New 'SuperTV' reception technology could change Mobile DTV equation
Dec 6, 2011 11:24 AM, By Phil Kurz
While television broadcasters in the United States continue to slog through the engineering, marketing and receiver device issues to make Mobile DTV a success, a new receiver technology for reception of conventional 8-VSB ATSC transmission promises to take pristine DTV reception off the rooftop and put it on the road.
Legend Silicon, a fabless semiconductor company specializing in TV receiver demodulators in Fremont, CA, is targeting the 2012 International Consumer Electronics Show in Las Vegas next month for a demonstration of a new automobile-based TV reception system for legacy ATSC A/53 signals.

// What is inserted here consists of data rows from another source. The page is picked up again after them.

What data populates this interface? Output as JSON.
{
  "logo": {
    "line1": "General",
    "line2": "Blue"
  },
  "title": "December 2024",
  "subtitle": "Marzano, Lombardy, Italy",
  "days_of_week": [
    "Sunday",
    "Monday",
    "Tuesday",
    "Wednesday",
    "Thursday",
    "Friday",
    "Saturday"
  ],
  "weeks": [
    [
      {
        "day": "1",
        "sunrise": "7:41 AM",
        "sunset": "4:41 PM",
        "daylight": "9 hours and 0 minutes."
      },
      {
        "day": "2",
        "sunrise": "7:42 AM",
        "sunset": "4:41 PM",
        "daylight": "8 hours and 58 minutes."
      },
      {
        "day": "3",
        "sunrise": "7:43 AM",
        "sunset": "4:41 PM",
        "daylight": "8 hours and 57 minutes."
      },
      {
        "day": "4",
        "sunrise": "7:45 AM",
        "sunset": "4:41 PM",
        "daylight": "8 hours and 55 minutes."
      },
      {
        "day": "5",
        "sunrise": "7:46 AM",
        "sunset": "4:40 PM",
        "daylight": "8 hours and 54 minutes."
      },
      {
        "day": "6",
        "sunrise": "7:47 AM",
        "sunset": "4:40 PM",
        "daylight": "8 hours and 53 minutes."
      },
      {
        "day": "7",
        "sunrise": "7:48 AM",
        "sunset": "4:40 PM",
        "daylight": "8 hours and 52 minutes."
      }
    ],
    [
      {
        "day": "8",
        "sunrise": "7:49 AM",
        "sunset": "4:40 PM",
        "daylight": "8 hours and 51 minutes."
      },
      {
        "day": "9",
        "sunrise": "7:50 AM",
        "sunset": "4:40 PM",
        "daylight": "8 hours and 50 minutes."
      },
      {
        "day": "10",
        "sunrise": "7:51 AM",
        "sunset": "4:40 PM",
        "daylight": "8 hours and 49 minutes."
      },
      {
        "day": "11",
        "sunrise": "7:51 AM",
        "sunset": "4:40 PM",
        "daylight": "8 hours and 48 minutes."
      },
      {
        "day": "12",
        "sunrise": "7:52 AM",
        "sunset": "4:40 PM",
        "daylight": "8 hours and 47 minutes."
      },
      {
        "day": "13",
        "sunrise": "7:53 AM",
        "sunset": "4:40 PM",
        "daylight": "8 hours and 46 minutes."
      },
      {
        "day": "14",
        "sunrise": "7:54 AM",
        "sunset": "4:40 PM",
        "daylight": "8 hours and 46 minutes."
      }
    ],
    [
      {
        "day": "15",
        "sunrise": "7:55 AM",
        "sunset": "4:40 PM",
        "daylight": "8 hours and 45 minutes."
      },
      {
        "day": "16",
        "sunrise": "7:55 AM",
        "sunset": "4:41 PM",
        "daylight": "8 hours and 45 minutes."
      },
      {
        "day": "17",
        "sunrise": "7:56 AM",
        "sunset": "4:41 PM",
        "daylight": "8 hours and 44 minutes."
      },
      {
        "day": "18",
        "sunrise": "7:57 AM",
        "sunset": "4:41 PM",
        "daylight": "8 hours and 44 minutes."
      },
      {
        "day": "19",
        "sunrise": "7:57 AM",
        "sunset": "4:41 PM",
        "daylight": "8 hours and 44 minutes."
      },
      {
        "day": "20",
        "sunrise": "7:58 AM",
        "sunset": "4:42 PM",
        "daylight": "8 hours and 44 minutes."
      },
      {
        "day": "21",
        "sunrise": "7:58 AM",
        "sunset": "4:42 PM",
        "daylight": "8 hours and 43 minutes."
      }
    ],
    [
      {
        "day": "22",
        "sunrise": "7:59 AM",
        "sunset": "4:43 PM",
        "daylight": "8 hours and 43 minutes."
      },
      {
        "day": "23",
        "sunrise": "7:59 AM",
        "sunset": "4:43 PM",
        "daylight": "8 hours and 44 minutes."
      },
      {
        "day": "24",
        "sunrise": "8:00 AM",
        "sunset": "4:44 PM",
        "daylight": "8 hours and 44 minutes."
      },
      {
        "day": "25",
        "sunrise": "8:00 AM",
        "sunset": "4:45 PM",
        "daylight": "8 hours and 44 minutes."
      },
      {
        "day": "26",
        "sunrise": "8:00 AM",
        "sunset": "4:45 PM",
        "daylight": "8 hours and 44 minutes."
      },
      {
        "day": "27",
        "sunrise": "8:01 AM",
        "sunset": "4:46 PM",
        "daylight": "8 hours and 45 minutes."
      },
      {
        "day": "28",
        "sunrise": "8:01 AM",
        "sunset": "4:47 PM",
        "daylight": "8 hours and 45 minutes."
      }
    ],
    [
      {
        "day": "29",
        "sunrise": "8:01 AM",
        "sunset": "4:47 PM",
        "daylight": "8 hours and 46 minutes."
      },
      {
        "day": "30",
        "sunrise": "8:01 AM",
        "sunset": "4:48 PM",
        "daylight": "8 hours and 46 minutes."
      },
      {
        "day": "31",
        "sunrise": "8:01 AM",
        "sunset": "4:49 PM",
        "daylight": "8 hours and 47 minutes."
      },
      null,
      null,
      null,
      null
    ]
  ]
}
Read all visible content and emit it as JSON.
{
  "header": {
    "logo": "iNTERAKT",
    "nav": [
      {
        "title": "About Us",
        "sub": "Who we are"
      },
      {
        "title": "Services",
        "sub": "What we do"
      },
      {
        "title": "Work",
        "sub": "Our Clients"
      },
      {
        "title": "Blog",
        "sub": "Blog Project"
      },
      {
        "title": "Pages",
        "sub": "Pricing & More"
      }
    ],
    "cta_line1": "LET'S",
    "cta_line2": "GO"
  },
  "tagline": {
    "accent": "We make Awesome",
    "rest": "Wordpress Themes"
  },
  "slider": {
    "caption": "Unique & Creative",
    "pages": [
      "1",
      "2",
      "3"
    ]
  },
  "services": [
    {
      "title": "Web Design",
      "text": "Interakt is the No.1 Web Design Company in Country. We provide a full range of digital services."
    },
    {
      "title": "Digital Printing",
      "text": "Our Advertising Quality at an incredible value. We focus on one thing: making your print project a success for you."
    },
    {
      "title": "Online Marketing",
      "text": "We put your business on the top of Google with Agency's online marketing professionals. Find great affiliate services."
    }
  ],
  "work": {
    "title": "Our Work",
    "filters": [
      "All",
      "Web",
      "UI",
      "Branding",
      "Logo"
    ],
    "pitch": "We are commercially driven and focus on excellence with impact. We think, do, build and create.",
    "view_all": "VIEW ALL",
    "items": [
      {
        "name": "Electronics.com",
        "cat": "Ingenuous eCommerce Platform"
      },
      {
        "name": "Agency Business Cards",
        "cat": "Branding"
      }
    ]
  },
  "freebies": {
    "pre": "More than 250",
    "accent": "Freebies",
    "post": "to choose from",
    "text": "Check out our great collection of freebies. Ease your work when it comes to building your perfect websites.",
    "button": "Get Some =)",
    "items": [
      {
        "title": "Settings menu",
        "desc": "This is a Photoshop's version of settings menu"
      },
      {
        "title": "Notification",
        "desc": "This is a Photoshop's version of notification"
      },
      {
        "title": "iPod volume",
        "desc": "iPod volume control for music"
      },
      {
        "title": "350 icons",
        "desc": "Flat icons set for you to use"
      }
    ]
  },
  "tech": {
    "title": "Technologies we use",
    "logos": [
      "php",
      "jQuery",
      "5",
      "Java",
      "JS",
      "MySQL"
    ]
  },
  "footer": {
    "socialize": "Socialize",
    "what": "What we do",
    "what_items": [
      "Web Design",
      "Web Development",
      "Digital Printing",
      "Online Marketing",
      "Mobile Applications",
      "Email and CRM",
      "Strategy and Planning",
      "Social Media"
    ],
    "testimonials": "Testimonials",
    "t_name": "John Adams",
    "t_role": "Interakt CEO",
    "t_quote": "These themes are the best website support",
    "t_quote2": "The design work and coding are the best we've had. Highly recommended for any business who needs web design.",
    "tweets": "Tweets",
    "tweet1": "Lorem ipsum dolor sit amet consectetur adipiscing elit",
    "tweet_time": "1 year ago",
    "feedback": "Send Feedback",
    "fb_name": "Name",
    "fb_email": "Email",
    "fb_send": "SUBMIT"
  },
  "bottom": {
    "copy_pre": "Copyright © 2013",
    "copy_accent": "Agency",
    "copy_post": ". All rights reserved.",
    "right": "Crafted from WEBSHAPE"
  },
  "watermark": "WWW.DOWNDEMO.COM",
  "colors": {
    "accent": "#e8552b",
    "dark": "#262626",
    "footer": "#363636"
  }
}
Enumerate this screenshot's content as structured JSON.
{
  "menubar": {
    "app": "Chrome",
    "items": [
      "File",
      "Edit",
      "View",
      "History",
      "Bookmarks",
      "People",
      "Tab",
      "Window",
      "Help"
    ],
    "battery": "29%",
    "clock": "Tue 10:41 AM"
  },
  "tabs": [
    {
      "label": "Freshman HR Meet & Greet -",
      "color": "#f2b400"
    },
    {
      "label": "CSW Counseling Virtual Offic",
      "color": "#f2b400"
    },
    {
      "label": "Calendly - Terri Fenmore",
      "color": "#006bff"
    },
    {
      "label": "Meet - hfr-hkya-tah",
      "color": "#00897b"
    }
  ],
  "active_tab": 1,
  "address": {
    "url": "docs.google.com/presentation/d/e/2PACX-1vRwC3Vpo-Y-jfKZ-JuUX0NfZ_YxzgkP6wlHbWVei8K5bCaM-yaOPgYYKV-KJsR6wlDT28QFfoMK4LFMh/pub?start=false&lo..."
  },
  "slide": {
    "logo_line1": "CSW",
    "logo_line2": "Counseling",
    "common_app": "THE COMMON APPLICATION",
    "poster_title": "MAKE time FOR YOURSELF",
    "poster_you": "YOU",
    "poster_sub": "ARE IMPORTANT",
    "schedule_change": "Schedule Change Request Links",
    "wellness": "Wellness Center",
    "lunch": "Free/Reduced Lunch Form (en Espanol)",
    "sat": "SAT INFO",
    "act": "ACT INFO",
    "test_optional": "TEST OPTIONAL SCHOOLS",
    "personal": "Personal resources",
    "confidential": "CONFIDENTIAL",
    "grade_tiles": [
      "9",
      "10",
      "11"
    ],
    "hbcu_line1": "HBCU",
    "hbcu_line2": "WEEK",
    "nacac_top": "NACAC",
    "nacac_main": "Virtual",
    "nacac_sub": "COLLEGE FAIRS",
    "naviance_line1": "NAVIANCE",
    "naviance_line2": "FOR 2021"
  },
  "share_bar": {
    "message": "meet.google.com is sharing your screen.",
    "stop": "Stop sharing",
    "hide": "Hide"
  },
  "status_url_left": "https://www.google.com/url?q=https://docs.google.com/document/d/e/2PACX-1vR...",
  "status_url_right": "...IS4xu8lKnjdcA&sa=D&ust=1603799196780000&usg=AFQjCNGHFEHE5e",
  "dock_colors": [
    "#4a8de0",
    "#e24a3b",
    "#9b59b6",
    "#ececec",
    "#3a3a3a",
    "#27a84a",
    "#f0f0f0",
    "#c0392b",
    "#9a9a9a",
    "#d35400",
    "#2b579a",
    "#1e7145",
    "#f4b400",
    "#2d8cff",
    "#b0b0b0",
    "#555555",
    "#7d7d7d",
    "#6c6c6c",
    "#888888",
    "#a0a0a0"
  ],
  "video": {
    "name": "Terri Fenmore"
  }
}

The demonstration will rely on a technology the company has dubbed SuperTV, a maximal-ratio combining (MRC) diversity reception technology for single-carrier terrestrial television broadcasts. According to Legend Silicon COO and VP of product marketing Raj Karamchedu, the CES showing will use an FPGA-based version of SuperTV technology using four car antennas that makes possible reception of legacy ATSC from a moving vehicle.
While ATSC A/53 was designed for reception of 8-VSB by a TV antenna mounted some 30ft overhead on a rooftop, SuperTV combines signals from multiple antennas to achieve ground level reception capable of defeating both Doppler effects and multipath problems that normally would prevent reception of conventional DTV signals in a moving car, Karamchedu said. With two antennas and the MRC technology, the company has seen antenna gain as high as 7dB, and with four it has achieved 12dB of antenna gain, he said.
"With our breakthrough SuperTV technology, for the first time our customers can enhance picture reception quality by simply adding more antennas," said Lin Yang, Legend Silicon co-founder, CTO and inventor of single-carrier MRC diversity technology in a company press release.